3. What is significant for Republican voter turnout in Nevada?
4. What is strong voter turnout in primary elections a sign of?
5. a) Define contested primary.
b) If the president is not running again, the party generally will support the vice president’s nomination if he runs. Vice President Joe Biden has declined to run.
Gallup reported in 2014 that young adults (those between the ages of 18 and 29) have typically aligned themselves with the Democratic Party, but they have become substantially more likely to do so since 2006.
Consider the fact that the Republican party had several candidates in their 40’s, a woman, an African American and two Latino candidates.
Bernie Sanders is 74. Why do you think no younger Democrats entered the race against Hillary Clinton (except Maryland Gov. Martin O’Malley, who never received any substantial support)?

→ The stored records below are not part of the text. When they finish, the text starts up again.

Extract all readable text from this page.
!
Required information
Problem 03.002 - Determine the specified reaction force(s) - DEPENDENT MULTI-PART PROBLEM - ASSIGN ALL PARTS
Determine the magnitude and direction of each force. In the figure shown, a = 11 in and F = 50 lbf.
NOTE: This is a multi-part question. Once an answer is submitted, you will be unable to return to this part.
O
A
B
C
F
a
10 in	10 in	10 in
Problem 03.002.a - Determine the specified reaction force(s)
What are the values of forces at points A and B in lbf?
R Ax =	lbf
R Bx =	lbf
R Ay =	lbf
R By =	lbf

6. Michael McDonald, an expert on voter turnout at the University of Florida who tracks turnout said of the low voter turnout thus far in the Democratic primaries:
“It would be unusual for the turnout rate to be as high as it was for the Democrats in 2008. The fact that the turnout is lower than the 2008 level is not something that’s a huge surprise to me.”
If elected, Hillary Clinton would be the first woman president. Many Democratic women say they are voting for her for that fact. Do you think the possibility of electing the first female president should have resulted in higher voter turnout or do you agree with Mr. McDonald? Explain your answer.
7. The CBS reporter wrote: “But early voting numbers from some key Super Tuesday states, like Georgia and Tennessee, have reportedly risen significantly this year, meaning those states are likely to set some turnout records when the polls close Tuesday night. (Those increases are reported for the overall electorate, not for either party specifically–so it’s tough to know for sure which party the increases are coming from.)”
The reporter states “it’s tough to know for sure which party the increases are coming from” – do you agree? Explain your answer.
8. To what do you attribute the record increases in voter turnout for the Republican primaries? (CHALLENGE: Check out voter turnout numbers for the Super Tuesday states and then those in the coming months – do the statistics hold steady?)
9. Do you think the large number of Republican candidates hurt the party’s nomination process? Explain your answer.